Bangladesh is one of the few countries in the world that consider bitcoin and all other types of cryptocurrencies as “hostile”. 

Bangladesh Bank considers bitcoin and other cryptocurrencies as illegal under the Foreign Exchange Regulation Act, 1947, and the Money Laundering Prevention Act, 2012. 

However, there is much debate on how these laws can be enacted in court since the central bank never correctly defined bitcoin as a currency or commodity. 

Regardless, the Bangladeshi authorities are adamant about stopping the use of bitcoin and have issued warnings on and made arrests for bitcoin trading and selling.  

What did the GFI 2021 report find?

First published in 2019, the Global Fintech Index now covers 264 cities in 83 countries.

The ranking scores were based on three domains — the quantity of privately-owned fintech companies, the quality of those companies, and the local business environment.

In terms of cities, San Francisco Bay, London, and New York are the top three in the ranking.
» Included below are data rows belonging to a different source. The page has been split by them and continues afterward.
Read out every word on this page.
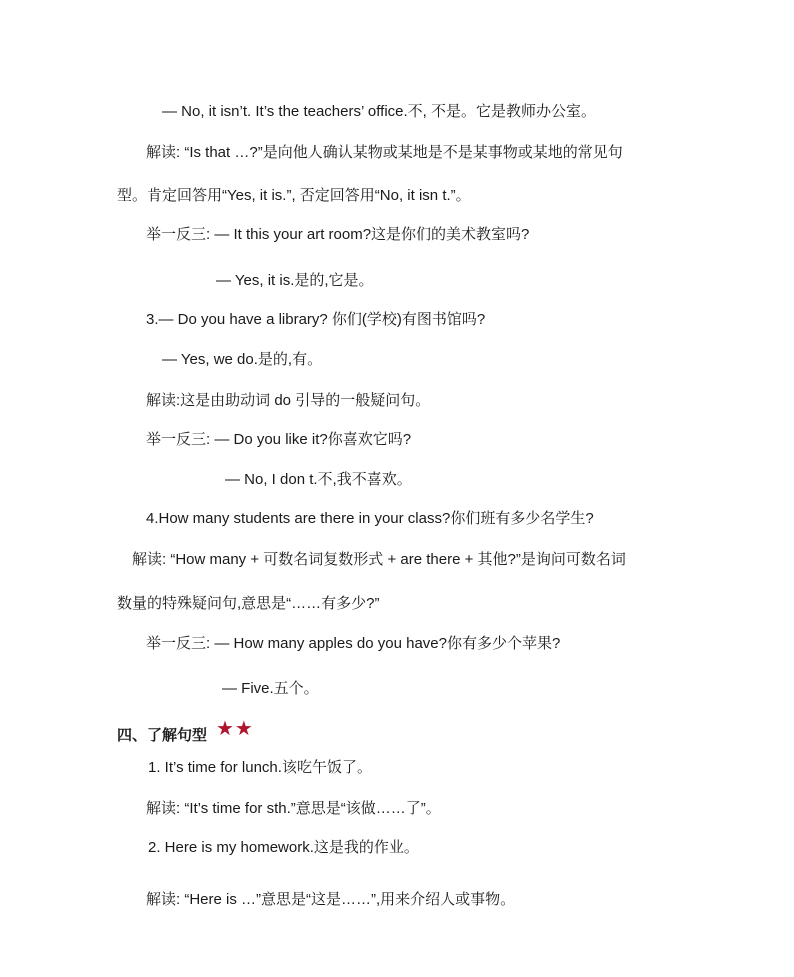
— No, it isn’t. It’s the teachers’ office.不, 不是。它是教师办公室。
解读: “Is that …?”是向他人确认某物或某地是不是某事物或某地的常见句
型。肯定回答用“Yes, it is.”, 否定回答用“No, it isn t.”。
举一反三: — It this your art room?这是你们的美术教室吗?
— Yes, it is.是的,它是。
3.— Do you have a library? 你们(学校)有图书馆吗?
— Yes, we do.是的,有。
解读:这是由助动词 do 引导的一般疑问句。
举一反三: — Do you like it?你喜欢它吗?
— No, I don t.不,我不喜欢。
4.How many students are there in your class?你们班有多少名学生?
解读: “How many + 可数名词复数形式 + are there + 其他?”是询问可数名词
数量的特殊疑问句,意思是“……有多少?”
举一反三: — How many apples do you have?你有多少个苹果?
— Five.五个。
四、了解句型 ★★
1. It’s time for lunch.该吃午饭了。
解读: “It’s time for sth.”意思是“该做……了”。
2. Here is my homework.这是我的作业。
解读: “Here is …”意思是“这是……”,用来介绍人或事物。
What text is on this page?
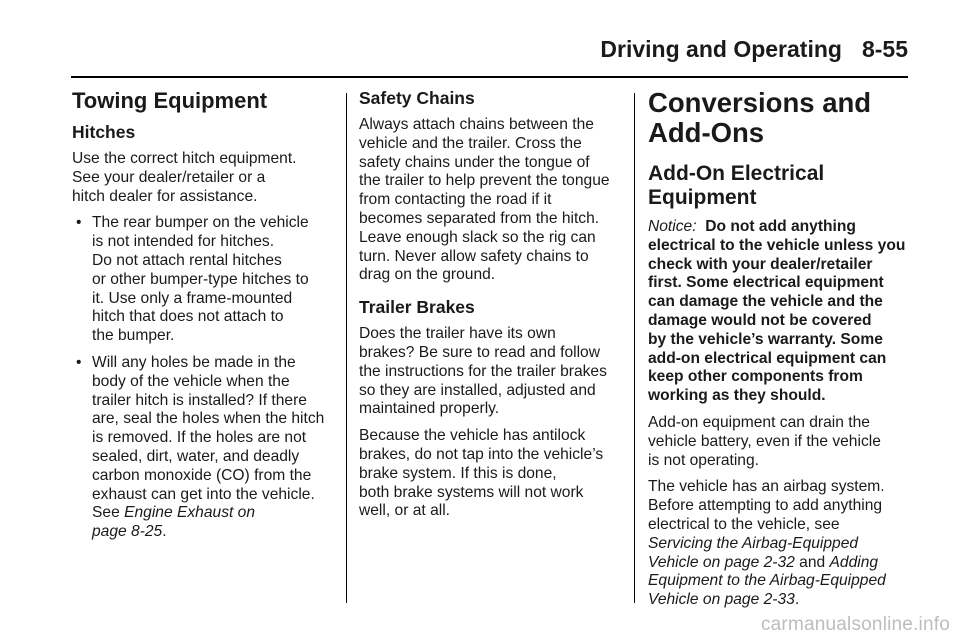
Driving and Operating 8-55
Towing Equipment
Hitches

Use the correct hitch equipment.
See your dealer/retailer or a
hitch dealer for assistance.

• The rear bumper on the vehicle
is not intended for hitches.
Do not attach rental hitches
or other bumper-type hitches to
it. Use only a frame-mounted
hitch that does not attach to
the bumper.
• Will any holes be made in the
body of the vehicle when the
trailer hitch is installed? If there
are, seal the holes when the hitch
is removed. If the holes are not
sealed, dirt, water, and deadly
carbon monoxide (CO) from the
exhaust can get into the vehicle.
See Engine Exhaust on
page 8-25.
Safety Chains

Always attach chains between the
vehicle and the trailer. Cross the
safety chains under the tongue of
the trailer to help prevent the tongue
from contacting the road if it
becomes separated from the hitch.
Leave enough slack so the rig can
turn. Never allow safety chains to
drag on the ground.

Trailer Brakes

Does the trailer have its own
brakes? Be sure to read and follow
the instructions for the trailer brakes
so they are installed, adjusted and
maintained properly.

Because the vehicle has antilock
brakes, do not tap into the vehicle’s
brake system. If this is done,
both brake systems will not work
well, or at all.

Conversions and
Add-Ons
Add-On Electrical
Equipment

Notice: Do not add anything
electrical to the vehicle unless you
check with your dealer/retailer
first. Some electrical equipment
can damage the vehicle and the
damage would not be covered
by the vehicle’s warranty. Some
add-on electrical equipment can
keep other components from
working as they should.

Add-on equipment can drain the
vehicle battery, even if the vehicle
is not operating.

The vehicle has an airbag system.
Before attempting to add anything
electrical to the vehicle, see
Servicing the Airbag-Equipped
Vehicle on page 2-32 and Adding
Equipment to the Airbag-Equipped
Vehicle on page 2-33.

carmanualsonline.info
It is expected as they are the global centers of development. 

A country or city must host the headquarters of at least 10 privately-owned fintech companies to enter the list.

Despite the economic slowdown caused by the pandemic, 50 new cities and 20 new countries debuted in the ranking, which is a remarkable milestone to achieve.

The United States, United Kingdom, and Israel are the most active fintech countries globally, while Singapore, Australia, and China topped the Asian ranking. Japan, India, South Korea, Philippines, and Pakistan respectively ranked 4th, 5th, 6th, 11th, and 15th in the region.